‘Top Gun’ Director Tony Scott Commits Suicide, Jumps To Death Off Bridge
Top Gun director Tony Scott committed suicide on Sunday afternoon after he plunged to his death of a Southern California bridge, according to authorities.
Scott, who is the younger brother of fellow director Ridley Scott, jumped “without hesitation” around 12:30 pm from the Vincent Thomas Bridge connecting San Pedro and Terminal Island in the Los Angeles area, reports The New York Daily News.
A suicide note was discovered on Scott’s Toyota Prius, which was abandoned on an eastbound lane of the bridge, according to US Coast Guard Lt. Jennifer Osburn.
CNN notes that Lt. Joe Bale of the coroner’s office is treating the death of Scott, 68, as a suicide, saying that, “There’s nothing to indicate it is anything else at this time.”
Following the breaking news of Tony Scott’s suspected suicide after he jumped to his death, members of the Hollywoood community as well as the director’s fans took to social media news sites to remember the director, known for his work in Top Gun, True Romance, Enemy of the State, and The Taking of Pelham 1-2-3.
According to Fox News, several people reported Scott’s jump by calling 911, but it was too late. Los Angeles police Lt. Tim Nordquisthas said that a diver team with the Los Angeles Port Police pulled Scott’s body from the murky water of the port several hours later. From there, the 68-year-old director’s body was taken to a dock in Wilmington and turned over to the county coroner’s office.

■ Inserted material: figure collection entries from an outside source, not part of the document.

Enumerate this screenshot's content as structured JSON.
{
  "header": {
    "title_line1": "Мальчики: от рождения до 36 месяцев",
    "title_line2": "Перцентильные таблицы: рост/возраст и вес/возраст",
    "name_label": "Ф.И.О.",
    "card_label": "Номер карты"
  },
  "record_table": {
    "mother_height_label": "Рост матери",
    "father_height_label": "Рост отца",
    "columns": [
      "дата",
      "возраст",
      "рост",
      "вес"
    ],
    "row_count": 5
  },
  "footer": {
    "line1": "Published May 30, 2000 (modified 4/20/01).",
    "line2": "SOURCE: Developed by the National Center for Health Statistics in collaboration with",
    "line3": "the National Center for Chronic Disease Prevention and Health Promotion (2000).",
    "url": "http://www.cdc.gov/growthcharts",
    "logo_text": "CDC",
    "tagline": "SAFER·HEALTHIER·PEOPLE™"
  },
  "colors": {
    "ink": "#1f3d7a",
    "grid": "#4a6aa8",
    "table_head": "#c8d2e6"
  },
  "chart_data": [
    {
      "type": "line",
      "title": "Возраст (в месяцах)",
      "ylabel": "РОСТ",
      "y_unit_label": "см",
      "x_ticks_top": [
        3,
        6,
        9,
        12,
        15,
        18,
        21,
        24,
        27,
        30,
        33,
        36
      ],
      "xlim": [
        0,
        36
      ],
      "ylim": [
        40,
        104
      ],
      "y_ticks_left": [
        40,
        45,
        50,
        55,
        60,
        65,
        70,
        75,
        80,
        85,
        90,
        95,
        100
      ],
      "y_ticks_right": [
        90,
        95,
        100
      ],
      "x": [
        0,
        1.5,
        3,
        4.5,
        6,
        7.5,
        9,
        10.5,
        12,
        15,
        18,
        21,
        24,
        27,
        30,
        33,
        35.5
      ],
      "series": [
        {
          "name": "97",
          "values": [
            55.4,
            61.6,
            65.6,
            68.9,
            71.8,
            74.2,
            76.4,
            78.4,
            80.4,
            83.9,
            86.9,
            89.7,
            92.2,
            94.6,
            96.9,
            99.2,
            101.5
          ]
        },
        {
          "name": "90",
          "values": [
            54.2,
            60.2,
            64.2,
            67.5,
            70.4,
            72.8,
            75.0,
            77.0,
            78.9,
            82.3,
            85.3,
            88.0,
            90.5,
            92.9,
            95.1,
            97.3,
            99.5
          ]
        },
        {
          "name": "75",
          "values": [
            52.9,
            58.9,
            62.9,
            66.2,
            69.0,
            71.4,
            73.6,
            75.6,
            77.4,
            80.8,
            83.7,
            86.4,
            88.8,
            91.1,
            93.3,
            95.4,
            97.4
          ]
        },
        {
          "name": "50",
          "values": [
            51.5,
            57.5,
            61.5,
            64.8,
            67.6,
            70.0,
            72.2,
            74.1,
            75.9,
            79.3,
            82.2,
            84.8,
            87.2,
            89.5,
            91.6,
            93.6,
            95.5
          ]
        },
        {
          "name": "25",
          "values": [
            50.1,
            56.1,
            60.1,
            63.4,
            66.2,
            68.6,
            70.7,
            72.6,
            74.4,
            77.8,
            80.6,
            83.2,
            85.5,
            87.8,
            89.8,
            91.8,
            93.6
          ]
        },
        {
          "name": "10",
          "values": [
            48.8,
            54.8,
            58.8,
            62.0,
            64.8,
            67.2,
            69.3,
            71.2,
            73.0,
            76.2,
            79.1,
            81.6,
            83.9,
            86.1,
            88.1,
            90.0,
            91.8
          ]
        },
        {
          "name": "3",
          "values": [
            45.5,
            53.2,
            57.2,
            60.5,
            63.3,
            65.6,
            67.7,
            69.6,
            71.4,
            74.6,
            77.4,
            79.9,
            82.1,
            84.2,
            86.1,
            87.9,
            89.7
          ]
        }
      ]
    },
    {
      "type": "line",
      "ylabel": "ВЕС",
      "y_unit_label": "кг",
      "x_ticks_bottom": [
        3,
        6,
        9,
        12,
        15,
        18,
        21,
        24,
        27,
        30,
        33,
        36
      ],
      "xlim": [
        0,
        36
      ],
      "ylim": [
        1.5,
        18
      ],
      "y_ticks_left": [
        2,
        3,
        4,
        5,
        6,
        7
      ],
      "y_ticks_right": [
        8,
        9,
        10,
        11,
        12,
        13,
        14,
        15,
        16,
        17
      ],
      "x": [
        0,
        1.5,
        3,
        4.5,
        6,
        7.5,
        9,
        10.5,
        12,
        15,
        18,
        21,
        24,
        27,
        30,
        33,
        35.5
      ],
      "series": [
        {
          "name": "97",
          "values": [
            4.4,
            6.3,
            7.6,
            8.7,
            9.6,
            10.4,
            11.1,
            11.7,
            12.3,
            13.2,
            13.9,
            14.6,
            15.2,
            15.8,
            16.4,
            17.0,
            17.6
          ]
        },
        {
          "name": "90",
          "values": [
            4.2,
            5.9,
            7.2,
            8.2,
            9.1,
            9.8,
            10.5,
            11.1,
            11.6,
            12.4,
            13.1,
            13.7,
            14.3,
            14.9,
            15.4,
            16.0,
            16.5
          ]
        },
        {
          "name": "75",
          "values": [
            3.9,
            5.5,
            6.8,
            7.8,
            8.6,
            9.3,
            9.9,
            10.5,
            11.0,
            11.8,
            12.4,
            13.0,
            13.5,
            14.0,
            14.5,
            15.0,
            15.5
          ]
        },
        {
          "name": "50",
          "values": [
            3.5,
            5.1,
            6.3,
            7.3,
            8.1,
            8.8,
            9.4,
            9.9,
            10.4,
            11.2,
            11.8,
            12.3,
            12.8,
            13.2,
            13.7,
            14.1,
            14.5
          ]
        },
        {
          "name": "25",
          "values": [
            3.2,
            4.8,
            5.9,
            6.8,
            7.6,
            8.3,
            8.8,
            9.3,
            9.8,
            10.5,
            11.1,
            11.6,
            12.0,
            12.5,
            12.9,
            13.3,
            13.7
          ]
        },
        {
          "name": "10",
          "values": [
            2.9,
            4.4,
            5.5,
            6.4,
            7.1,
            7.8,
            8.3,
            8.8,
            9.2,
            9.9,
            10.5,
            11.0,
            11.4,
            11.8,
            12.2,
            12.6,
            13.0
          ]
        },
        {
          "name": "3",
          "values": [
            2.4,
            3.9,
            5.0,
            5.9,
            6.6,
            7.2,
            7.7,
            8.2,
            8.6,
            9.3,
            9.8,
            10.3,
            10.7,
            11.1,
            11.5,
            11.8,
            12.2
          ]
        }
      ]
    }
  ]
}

Tony and Ridley Scott ran Scott Free Productions and were working on a film called Killing Lincoln, which is based on the best selling book by Bill O’Reilly. Members of Hollywood took to Twitter after the news of Tony Scott’s death, saying:
No more Tony Scott movies. Tragic day
— Ron Howard (@RealRonHoward) August 20, 2012
Just heard about Tony Scott news.Horrible…Tony was a truly lovely man who took me under his wing & ignited my passion to make films.
— Duncan Jones (@ManMadeMoon) August 20, 2012
Haunted by Tony Scott’s suicide today.Depression is real and should be treated as such.